Pete is working with our parish to provide hot Thanksgiving meals for the communities he is serving in the woods and in local motels. The excitement at having a real hot meal is overwhelming. One boy in the woods told Pete that Thanksgiving and Christmas are just like all the other days. They collect cans along the highway so they can get money for recycling them -nothing special. Now he has something to look forward to.

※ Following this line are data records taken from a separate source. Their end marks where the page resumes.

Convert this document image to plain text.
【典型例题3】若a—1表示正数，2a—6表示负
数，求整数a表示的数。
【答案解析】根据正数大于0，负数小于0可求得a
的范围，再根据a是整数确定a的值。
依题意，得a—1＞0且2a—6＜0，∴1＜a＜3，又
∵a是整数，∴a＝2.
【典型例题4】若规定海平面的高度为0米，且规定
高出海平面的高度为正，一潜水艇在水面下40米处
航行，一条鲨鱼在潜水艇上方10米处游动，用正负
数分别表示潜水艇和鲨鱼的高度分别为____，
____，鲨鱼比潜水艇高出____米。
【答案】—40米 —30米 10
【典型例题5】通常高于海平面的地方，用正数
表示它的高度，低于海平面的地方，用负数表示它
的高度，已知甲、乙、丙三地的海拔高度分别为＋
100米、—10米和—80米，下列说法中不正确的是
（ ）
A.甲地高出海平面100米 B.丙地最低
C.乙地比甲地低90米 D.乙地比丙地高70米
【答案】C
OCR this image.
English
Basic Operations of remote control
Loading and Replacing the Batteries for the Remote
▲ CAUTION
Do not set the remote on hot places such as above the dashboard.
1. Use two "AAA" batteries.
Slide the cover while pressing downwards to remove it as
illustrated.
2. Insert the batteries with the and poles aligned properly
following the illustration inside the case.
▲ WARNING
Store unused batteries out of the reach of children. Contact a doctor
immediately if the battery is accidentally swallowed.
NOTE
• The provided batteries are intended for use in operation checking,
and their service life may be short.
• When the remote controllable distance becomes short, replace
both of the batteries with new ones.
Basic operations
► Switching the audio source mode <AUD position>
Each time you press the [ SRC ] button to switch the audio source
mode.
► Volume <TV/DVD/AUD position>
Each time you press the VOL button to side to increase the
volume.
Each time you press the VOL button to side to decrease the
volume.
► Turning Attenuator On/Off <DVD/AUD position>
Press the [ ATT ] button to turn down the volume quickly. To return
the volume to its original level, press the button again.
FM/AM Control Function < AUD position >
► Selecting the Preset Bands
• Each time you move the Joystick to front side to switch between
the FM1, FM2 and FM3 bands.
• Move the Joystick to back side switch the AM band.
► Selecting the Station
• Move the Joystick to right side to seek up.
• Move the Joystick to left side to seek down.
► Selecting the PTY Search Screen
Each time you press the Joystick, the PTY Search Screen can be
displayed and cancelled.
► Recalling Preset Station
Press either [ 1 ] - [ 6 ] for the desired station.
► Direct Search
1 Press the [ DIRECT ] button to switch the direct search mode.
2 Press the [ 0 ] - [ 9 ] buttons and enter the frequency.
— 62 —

Sue has been working with a lady who lives in a small one bedroom apartment. Her roof is leaking – water runs down the bathroom wall and into the light socket. She is afraid to pester the landlord – afraid he will kick her out. She was sure she could not find another place for the $185.00 she pays for rent each month – until Sue took her to the Rock Hill Housing Authority. She will put in her application on the second Wednesday of November – Sue will sit with her and help her fill out the paperwork – she doesn’t read too well. Now she has real hope of a better living situation.
When these people and others ask us how we can buy food, give rides for free, help with utilities, buy medications and so many other things – we always tell them we know a lot of people who care. We thank you for continuing to care – all year round. You are bringing so much joy and light into so many lives.
Please look at our website www.truckoflove.org and read Pete’s Corner and Sue’s Corner for more detailed stories of the people we are working with.
We love the notes you write to us. Know we keep you all in our prayers and please continue to pray for us. “Stay all prayed up.” as people here so often say. It helps with all aspects of this life we share.
As a good friend of ours, Mother Mary Francis, P.C.C. , said: “It was all so simple a life, just to be full of Love.” To love as Jesus loves is to care as Jesus cares.